GPU servers, and the datacenters that house them, are becoming hellishly hot. If powering the mega chips and associated storage and networking infrastructure wasn’t enough, the need for liquid cooling is increasing the power draw, reducing the real estate available for servers, and making datacenter design increasingly complex.
At the same time, Solidigm senior director AI and leadership marketing Roger Corell said a typical GPU-based AI server typically carried about 30TB of storage across eight slots, “And we don’t see any reason why that capacity per server growth will not continue at a high level”
That storage element is usually air cooled, added Avi Shetty, senior director AI market enablement and partnerships. But as density increases, this becomes a problem. The SSDs themselves get hot, raising the risk of shutdowns, while traditional cooling technologies, ie heat sinks and fans put a brake on density or reducing server size
Solidigm’s answer is the D7 PS110 E1.S, which is a 9.5mm form factor SSD and a “cold plate technology kit”, aimed at the direct attached storage element in an AI setup.
Shrinking the drive to 9.5 mm provides space for the cold plate which is connected to and chilled the liquid cooling system already supplying the server. That means the drives themselves are still hot-swappable. And it allows for more density in a 1U rack.
The cold plate only touches one side of the drive. However, as Shetty explained, there are components on both sides of the drive, and chilling one side only isn’t really an option.
“What we have is an innovation which allows for heat to dissipate from the front side as well as well as on the back side,” he said.
This results in “an overall thermal mechanism, which allows us to go at much higher watts at the platform level, up to 30 watts, while maintaining full bandwidth of performance.”
There are some liquid cooled consumer devices available and other storage companies have demonstrated professional devices with integrated cooling.
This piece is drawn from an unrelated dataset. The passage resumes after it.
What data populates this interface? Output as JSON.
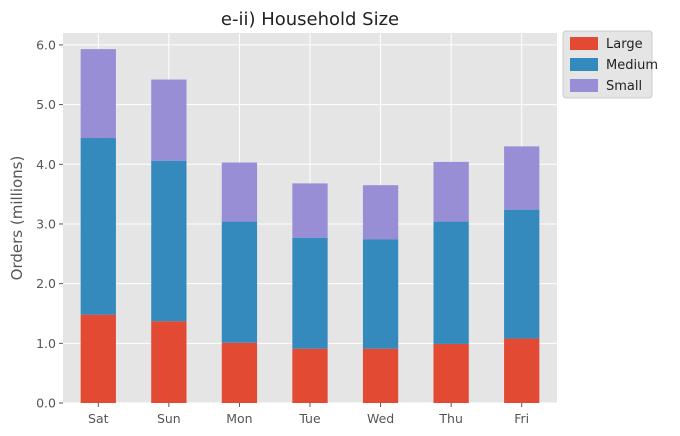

However, Solidigm claims its tech will be the first enterprise device to feature “complete liquid cooling”.
The technology, developed in collaboration with an as yet un-named partner is aimed at “future AI servers” – so no retrofitting. It has not set a precise launch date, beyond the second half of this year.
Solidigm is still working through the exact impact of the cooling technology on overall power consumption.
But Corell said, said there was potential to save power in a number of ways. “One, you don’t need to power the fans. And two, you don’t need potentially as low an ambient air temperature inside the aisles of racks to, you know, pull that cooler air over storage, so lowering both HVAC and cooling power requirements.”
Shetty told us, “The liquid cooling loop for storage can be in parallel to CPU/GPU without affecting the cooling efficiency. With fans removed, we expect overall cooling efficiency to beimproved at the server level along with other TCO improvements.”